Mais il serait tout aussi réducteur de généraliser le propos. D’autant que le concept de tradition fait partie intégrante de l’ADN de certaines maisons. Prenez la marque Barbour. D’emblée, vous pensez “veste de pluie”, “parties de chasse dans le Sussex”, voire – pour les plus royalistes (ou imaginatifs) – “le Prince Charles en promenade dans la campagne anglaise”. En marge de ces quelques clichés, force est de constater que cette marque symbolise surtout le vêtement utile dans ce qu’il a de plus noble, de plus évident.

L'antithèse du "Je vois, je veux !"

Reste à savoir ce qu’est, au juste, un vêtement utile ? Pour faire simple, on pourrait dire que c’est un peu l’antithèse du “Je vois, je veux!”, une attitude de consommation qui semble davantage concerner les femmes que les hommes. Créatrice des enseignes Stijl à Bruxelles, Sonja Noel confirme : Les hommes, même ceux qui aiment passionnément la mode, s’intéressent davantage à la qualité des matières, à la netteté des coupes et donc à la durabilité des vêtements. Ils achètent moins, mais mieux en prenant le temps. Ils choisissent les vêtements dont ils ont besoin et qu’ils gardent au final plus longtemps.

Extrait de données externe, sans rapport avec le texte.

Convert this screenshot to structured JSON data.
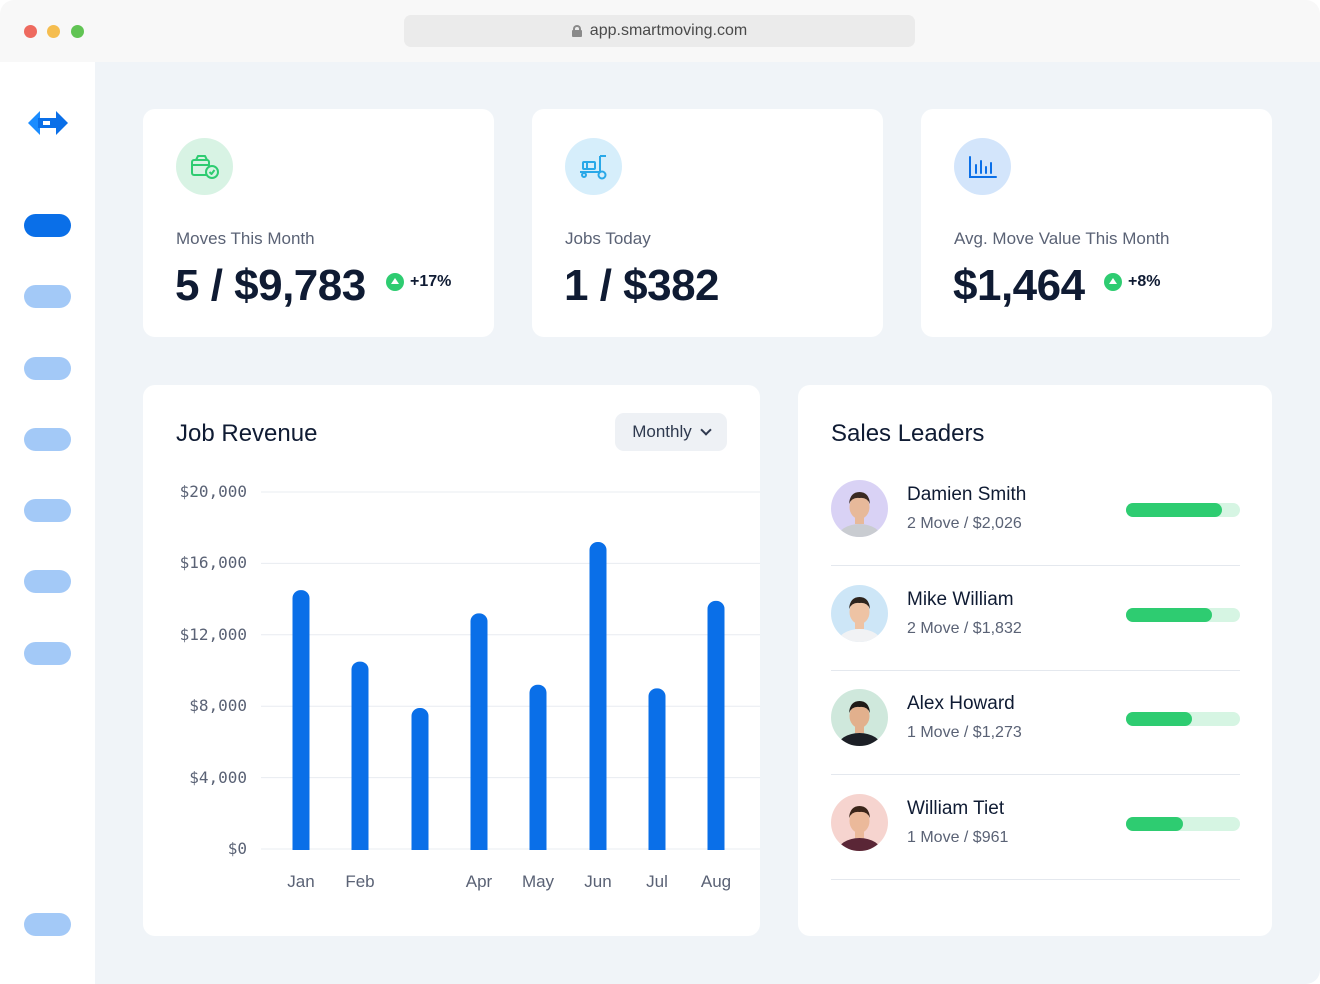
{
  "browser": {
    "url": "app.smartmoving.com"
  },
  "colors": {
    "accent": "#0a6fe8",
    "nav_inactive": "#a3c9f7",
    "success": "#2ecc71",
    "success_track": "#d6f5e3",
    "background": "#f0f4f8"
  },
  "sidebar": {
    "logo": "smartmoving-logo",
    "items": [
      {
        "icon": "nav-item",
        "active": true
      },
      {
        "icon": "nav-item",
        "active": false
      },
      {
        "icon": "nav-item",
        "active": false
      },
      {
        "icon": "nav-item",
        "active": false
      },
      {
        "icon": "nav-item",
        "active": false
      },
      {
        "icon": "nav-item",
        "active": false
      },
      {
        "icon": "nav-item",
        "active": false
      },
      {
        "icon": "nav-item",
        "active": false
      }
    ]
  },
  "stats": [
    {
      "icon": "box-check-icon",
      "label": "Moves This Month",
      "value": "5 / $9,783",
      "delta": "+17%"
    },
    {
      "icon": "dolly-icon",
      "label": "Jobs Today",
      "value": "1 / $382",
      "delta": ""
    },
    {
      "icon": "bar-chart-icon",
      "label": "Avg. Move Value This Month",
      "value": "$1,464",
      "delta": "+8%"
    }
  ],
  "revenue": {
    "title": "Job Revenue",
    "period": "Monthly"
  },
  "chart_data": {
    "type": "bar",
    "title": "Job Revenue",
    "categories": [
      "Jan",
      "Feb",
      "",
      "Apr",
      "May",
      "Jun",
      "Jul",
      "Aug"
    ],
    "values": [
      14500,
      10500,
      7900,
      13200,
      9200,
      17200,
      9000,
      13900
    ],
    "ylim": [
      0,
      20000
    ],
    "yticks": [
      "$20,000",
      "$16,000",
      "$12,000",
      "$8,000",
      "$4,000",
      "$0"
    ],
    "ytick_values": [
      20000,
      16000,
      12000,
      8000,
      4000,
      0
    ],
    "grid": true,
    "color": "#0a6fe8"
  },
  "leaders": {
    "title": "Sales Leaders",
    "items": [
      {
        "name": "Damien Smith",
        "detail": "2 Move / $2,026",
        "progress": 0.84,
        "avatar_bg": "#d9d2f5",
        "skin": "#e7b99a",
        "hair": "#3a2a22",
        "shirt": "#c9ccd1"
      },
      {
        "name": "Mike William",
        "detail": "2 Move / $1,832",
        "progress": 0.75,
        "avatar_bg": "#cde6f7",
        "skin": "#eec3a4",
        "hair": "#2e241d",
        "shirt": "#f1f2f4"
      },
      {
        "name": "Alex Howard",
        "detail": "1 Move / $1,273",
        "progress": 0.58,
        "avatar_bg": "#cfe8dc",
        "skin": "#e2b08d",
        "hair": "#1f1a17",
        "shirt": "#1c1f26"
      },
      {
        "name": "William Tiet",
        "detail": "1 Move / $961",
        "progress": 0.5,
        "avatar_bg": "#f6d4cf",
        "skin": "#ebb99a",
        "hair": "#3b2519",
        "shirt": "#5a2636"
      }
    ]
  }
}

Dans les ateliers Barbour de Newcastle, ce genre de préoccupation n’est pas neuf. Depuis 1894, la marque a toujours défendu le concept “Garanti à vie”. En témoigne l’atelier de réparation maison, qui remet à neuf, jour après jour, des milliers de vestes, certaines très anciennes, envoyées des quatre coins du monde. Quant aux interventions possibles, elles vont de la pose d’un nouvel enduit sur le coton huilé à l’ajout de poches en passant par le reprisage d’une déchirure, etc.

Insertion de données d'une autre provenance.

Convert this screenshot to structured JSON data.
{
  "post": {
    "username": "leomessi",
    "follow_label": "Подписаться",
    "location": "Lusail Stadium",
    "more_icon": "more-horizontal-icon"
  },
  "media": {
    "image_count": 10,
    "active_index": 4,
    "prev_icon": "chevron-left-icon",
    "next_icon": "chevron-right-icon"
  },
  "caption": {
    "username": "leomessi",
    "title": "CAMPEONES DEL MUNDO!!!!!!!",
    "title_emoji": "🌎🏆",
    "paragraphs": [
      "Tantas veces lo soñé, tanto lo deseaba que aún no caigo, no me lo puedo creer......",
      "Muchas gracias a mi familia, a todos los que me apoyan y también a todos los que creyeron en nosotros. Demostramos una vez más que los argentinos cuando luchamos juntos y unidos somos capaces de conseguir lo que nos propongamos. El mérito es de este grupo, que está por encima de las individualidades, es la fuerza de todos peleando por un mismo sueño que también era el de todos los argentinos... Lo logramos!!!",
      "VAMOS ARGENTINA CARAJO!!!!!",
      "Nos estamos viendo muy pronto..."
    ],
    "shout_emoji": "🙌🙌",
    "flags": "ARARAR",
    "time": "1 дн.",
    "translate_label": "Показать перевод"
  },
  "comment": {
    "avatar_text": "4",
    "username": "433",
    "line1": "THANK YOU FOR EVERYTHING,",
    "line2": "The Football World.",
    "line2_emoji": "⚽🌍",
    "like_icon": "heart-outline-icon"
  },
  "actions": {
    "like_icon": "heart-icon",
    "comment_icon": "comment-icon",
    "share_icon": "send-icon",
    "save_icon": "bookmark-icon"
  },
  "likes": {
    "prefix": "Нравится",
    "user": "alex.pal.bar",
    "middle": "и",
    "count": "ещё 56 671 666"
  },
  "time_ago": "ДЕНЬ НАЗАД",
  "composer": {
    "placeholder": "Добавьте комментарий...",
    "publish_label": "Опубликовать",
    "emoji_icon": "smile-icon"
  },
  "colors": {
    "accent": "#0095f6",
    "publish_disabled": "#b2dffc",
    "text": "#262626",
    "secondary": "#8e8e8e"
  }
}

Chaque année, environ 25 000 vestes portées/aimées/usées jusqu’à la corde passeraient par cette case “réparation”. Sue Newton, Global PR Manager : Lorsque le coût de réparation nous semble trop élevé, nous prévenons le client qu’il est peut-être temps d’investir dans une nouvelle pièce. Certaines ont toutefois une telle valeur affective que leurs propriétaires ne veulent pas s’en séparer.

Réparer plutôt que jeter

Un concept inspirant qui ne va toutefois pas forcément de soi. Pour que la sauce prenne et que les consommateurs adhèrent, il est essentiel que les marques se donnent les moyens de leurs ambitions.

Et pour cela, un tantinet de marketing n’est jamais inutile. Un exemple parmi les plus inspirants de ces dernières années : Nudie, un label centré sur le denim, qui a troqué son concept de boutique classique contre celui de repair shop, où les consommateurs peuvent faire réparer leur pantalon au lieu d’en acheter un neuf. En 2015, 21 331 jeans ont ainsi été réparés dans l’un des repair shops de l’enseigne.

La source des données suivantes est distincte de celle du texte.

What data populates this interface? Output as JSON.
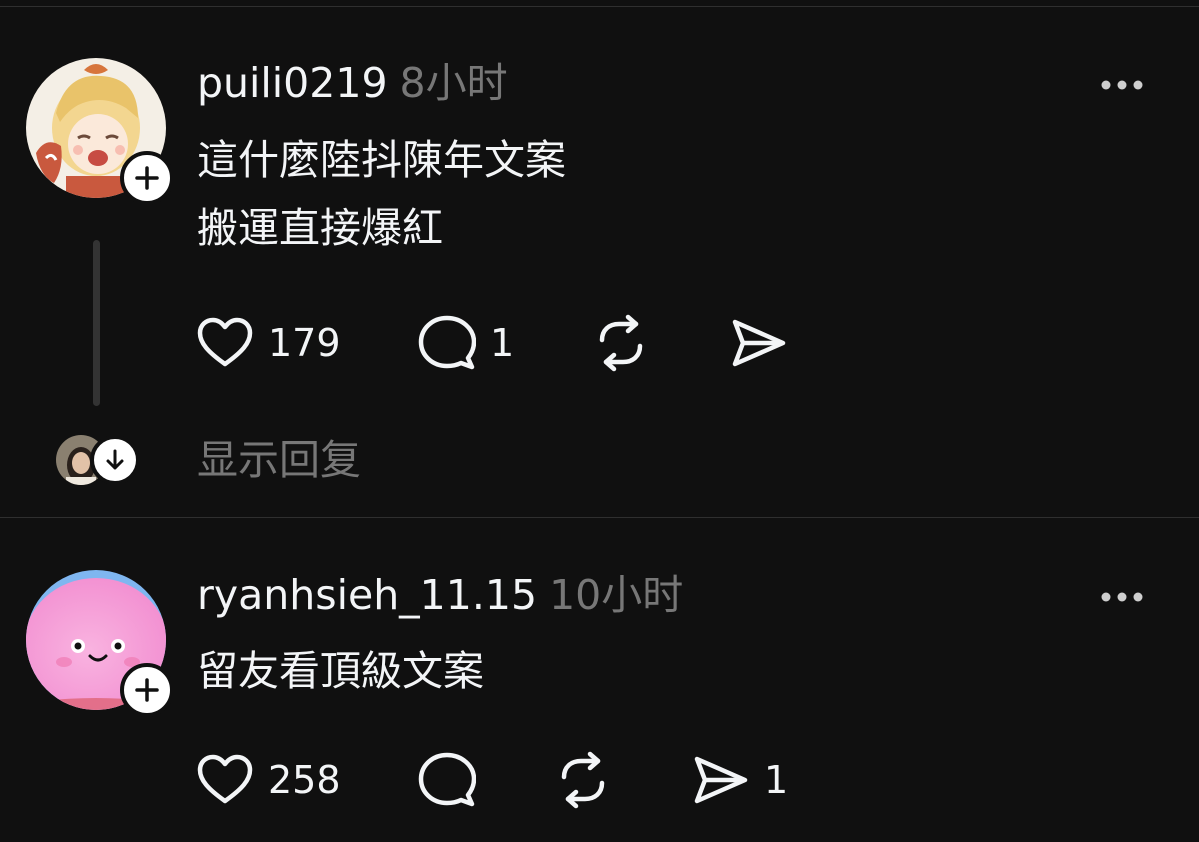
{
  "posts": [
    {
      "username": "puili0219",
      "timestamp": "8小时",
      "lines": [
        "這什麼陸抖陳年文案",
        "搬運直接爆紅"
      ],
      "likes": "179",
      "replies": "1",
      "reposts": "",
      "shares": "",
      "show_replies_label": "显示回复"
    },
    {
      "username": "ryanhsieh_11.15",
      "timestamp": "10小时",
      "lines": [
        "留友看頂級文案"
      ],
      "likes": "258",
      "replies": "",
      "reposts": "",
      "shares": "1"
    }
  ],
  "icons": {
    "like": "heart-icon",
    "reply": "speech-bubble-icon",
    "repost": "repost-arrows-icon",
    "share": "paper-plane-icon",
    "follow": "plus-icon",
    "expand": "arrow-down-icon",
    "more": "more-dots-icon"
  },
  "colors": {
    "background": "#101010",
    "text": "#f3f5f7",
    "secondary": "#777777",
    "divider": "#2f2f2f",
    "badge": "#ffffff"
  }
}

Et pour ceux qui ne peuvent pas se déplacer, la marque a imaginé un kit, à commander gratuitement sur le site. En matière de protection de l’environnement, l’enjeu est de taille. Moins médiatisé que le gaspillage alimentaire, le gaspillage textile n’en reste pas moins une vraie problématique. En France, les chiffres publiés récemment à ce sujet sont édifiants : une femme achèterait, chaque année, environ 30 kilos de vêtements, dont une partie sera jetée sans jamais avoir été portée.

Raconter une histoire

Le concept de garantie à vie est intimement lié à celui de storytelling, un outil marketing parmi les plus en vogue actuellement. Pourquoi ? Tout simplement parce qu’un label qui peut se targuer de miser à ce point sur la qualité de ses produits a forcément envie de mettre en évidence son savoir-faire, sa tradition.

C'est le cas du label américain Eastpak qui, depuis 1984, appose sur ses produits le tampon 30 years guarantee, un logo qui atteste de la durabilité d’accessoires réalisés dans une toile conçue à l’origine pour produire les sacs de l’armée américaine. Autre exemple : les yellow boots Timberland qui, non contentes de s’afficher à nouveau aux pieds des stars les plus branchées, sont elles aussi, garanties à vie.

Même topo dans le camp de Dr Martens qui a, de son côté, développé une ligne baptisée For Life pensée dans le même esprit, mais version subculture. Comme l’affirme le slogan du label de vêtements outdoor Patagonia (avec l’adjectif “absolue” ajouté à sa garantie) : Réparer ses vêtements est un acte radical.

Reste à espérer que le Lifetime Wear sera bientôt plus qu’une exception, ou une stratégie marketing chère aux marques de l’ère 3.0, mais un acte militant.